Tensional Integrity utilised in striking bridge design
The Kurilpa Bridge utilises Richard Buckminster Fuller’s principle of ‘tensegrity’ to mutually resolve particular technical and urban design challenges confronting its design.
From a technical perspective, these included spanning 130 metres of the Brisbane River and the city’s main elevated motorway, allowing fro high vessel navigation underneath and adding no flood impact on the river.
Actually, these are of course all urban design challenges as well, their solutions having significant contextual design implications.
The idea of the tensegrity bridge emanated from the work the American sculptor Kenneth Snelson undertook using Buckminster Fuller’s analyses, as the brief was to build a structure that embodied the arts to enrich Queensland’s Gallery of Modern Art which forms one of the approaches.
The tensegrity system generated an extremely thin deck thickness, so that it entailed the minimum length of ramp at the Gallery end, an important need to avoid impact into Brisbane’s Kurilpa Park which has special meaning to local Aboriginal people.
At the Central Business District end, the structure extends over the freeway and into one of the CBD’s northern cross-streets.

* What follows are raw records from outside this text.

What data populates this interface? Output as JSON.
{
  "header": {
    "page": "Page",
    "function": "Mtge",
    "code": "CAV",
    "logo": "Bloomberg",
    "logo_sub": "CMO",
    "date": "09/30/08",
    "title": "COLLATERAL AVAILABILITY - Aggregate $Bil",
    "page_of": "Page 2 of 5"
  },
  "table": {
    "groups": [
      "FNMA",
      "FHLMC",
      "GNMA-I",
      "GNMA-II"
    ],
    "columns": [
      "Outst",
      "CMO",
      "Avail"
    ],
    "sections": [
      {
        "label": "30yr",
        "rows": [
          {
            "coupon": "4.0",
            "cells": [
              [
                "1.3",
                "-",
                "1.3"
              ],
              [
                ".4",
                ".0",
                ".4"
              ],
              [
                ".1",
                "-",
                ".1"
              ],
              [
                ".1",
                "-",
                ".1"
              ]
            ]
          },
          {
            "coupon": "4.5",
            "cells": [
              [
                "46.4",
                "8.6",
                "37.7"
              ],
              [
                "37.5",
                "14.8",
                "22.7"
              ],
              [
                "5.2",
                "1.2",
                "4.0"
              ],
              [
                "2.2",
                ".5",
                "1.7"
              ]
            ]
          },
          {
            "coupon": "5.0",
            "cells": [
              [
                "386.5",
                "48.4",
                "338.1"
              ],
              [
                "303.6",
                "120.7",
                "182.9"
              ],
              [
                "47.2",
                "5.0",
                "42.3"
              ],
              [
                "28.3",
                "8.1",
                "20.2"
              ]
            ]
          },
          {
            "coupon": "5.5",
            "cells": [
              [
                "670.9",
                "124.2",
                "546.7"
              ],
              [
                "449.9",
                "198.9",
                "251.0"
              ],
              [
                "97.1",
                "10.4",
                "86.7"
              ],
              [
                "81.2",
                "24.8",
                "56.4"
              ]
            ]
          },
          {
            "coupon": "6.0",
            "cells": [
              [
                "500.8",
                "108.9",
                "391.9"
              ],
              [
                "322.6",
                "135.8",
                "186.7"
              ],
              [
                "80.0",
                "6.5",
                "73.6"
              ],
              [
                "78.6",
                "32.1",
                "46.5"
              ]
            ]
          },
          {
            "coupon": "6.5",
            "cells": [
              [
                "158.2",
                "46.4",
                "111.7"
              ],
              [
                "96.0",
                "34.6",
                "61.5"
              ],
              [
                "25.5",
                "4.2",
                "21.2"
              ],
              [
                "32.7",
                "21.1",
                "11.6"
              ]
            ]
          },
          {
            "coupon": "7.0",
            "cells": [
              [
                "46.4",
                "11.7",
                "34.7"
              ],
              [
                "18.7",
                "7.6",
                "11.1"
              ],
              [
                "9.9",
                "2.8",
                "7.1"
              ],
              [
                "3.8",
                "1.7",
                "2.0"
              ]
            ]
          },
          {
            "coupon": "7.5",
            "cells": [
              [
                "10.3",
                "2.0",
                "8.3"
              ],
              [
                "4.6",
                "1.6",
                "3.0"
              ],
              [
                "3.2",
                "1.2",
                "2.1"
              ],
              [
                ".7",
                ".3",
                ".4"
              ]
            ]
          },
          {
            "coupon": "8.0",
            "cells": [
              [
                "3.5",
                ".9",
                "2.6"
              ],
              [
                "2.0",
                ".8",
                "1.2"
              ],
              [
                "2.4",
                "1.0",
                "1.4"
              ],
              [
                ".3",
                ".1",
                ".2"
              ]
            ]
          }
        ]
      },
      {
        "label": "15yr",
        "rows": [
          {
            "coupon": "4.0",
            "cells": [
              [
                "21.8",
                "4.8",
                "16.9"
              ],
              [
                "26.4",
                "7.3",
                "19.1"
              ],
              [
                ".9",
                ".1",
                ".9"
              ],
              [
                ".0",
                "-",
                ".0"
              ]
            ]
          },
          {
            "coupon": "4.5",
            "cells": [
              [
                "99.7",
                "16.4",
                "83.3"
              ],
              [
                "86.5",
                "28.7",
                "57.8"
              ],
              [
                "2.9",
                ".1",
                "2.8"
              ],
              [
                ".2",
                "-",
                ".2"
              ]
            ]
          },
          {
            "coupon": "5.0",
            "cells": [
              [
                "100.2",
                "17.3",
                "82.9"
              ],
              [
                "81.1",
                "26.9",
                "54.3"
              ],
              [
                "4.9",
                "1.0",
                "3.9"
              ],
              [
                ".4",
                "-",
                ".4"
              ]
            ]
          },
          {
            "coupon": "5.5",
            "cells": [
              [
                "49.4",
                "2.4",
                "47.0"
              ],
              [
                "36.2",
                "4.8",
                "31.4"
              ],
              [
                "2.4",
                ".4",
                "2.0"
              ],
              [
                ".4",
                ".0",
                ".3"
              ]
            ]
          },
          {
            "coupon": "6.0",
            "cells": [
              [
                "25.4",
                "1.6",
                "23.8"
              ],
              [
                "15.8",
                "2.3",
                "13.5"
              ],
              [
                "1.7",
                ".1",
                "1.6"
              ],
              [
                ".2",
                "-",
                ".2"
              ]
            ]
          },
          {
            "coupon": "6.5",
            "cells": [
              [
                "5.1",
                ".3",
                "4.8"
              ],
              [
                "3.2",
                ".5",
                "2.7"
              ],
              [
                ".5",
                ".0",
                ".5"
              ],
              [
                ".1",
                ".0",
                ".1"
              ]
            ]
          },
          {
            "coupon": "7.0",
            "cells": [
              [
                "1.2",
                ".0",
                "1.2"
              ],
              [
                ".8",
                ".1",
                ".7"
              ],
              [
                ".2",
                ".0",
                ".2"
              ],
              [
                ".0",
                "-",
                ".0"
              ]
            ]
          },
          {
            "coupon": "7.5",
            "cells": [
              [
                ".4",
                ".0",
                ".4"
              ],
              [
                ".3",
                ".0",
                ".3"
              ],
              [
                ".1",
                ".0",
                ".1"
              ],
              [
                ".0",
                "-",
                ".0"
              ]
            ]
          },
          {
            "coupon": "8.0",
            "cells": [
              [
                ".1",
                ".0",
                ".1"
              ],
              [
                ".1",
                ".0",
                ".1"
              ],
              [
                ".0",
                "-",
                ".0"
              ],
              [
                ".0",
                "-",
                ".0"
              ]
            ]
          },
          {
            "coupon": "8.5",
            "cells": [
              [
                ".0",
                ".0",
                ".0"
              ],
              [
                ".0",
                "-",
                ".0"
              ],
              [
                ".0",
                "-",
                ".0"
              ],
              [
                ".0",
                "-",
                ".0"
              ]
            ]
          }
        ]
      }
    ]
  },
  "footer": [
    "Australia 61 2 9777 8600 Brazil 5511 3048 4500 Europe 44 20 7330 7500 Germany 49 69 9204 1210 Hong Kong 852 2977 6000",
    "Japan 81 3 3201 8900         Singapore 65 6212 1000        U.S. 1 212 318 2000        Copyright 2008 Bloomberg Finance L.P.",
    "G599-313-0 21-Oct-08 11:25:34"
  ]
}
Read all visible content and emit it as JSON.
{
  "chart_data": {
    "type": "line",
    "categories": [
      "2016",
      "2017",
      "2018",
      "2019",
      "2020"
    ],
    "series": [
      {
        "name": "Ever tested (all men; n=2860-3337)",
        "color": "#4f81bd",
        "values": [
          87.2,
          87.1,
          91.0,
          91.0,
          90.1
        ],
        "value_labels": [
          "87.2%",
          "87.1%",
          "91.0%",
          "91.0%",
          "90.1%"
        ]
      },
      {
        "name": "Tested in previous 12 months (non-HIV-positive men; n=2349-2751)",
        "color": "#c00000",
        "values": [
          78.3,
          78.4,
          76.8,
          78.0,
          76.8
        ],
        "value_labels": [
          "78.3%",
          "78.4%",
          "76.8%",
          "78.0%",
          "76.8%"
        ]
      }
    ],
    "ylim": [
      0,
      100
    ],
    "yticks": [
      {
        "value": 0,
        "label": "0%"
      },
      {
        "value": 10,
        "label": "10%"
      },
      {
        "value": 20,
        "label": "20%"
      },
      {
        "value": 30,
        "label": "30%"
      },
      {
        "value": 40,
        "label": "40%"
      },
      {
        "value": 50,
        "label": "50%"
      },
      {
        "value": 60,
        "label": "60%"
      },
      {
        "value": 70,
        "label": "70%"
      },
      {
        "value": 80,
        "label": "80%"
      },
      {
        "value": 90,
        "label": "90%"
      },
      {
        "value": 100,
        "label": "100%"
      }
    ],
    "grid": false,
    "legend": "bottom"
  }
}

Cox Rayner Architects' concept is for the pedestrian corridor to extend through this street (Tank Street), the Brisbane Courts Precinct and up into Roma Street Parkland via another of our projects – the Brisbane Magistrates Court – which was completed in 2004. This concept has now been adopted by the Queensland Government, such that the Kurilpa Bridge redefines the way the city of Brisbane is perceived and experienced.
This project was designed by Cox Rayner Architects in association with ARUP.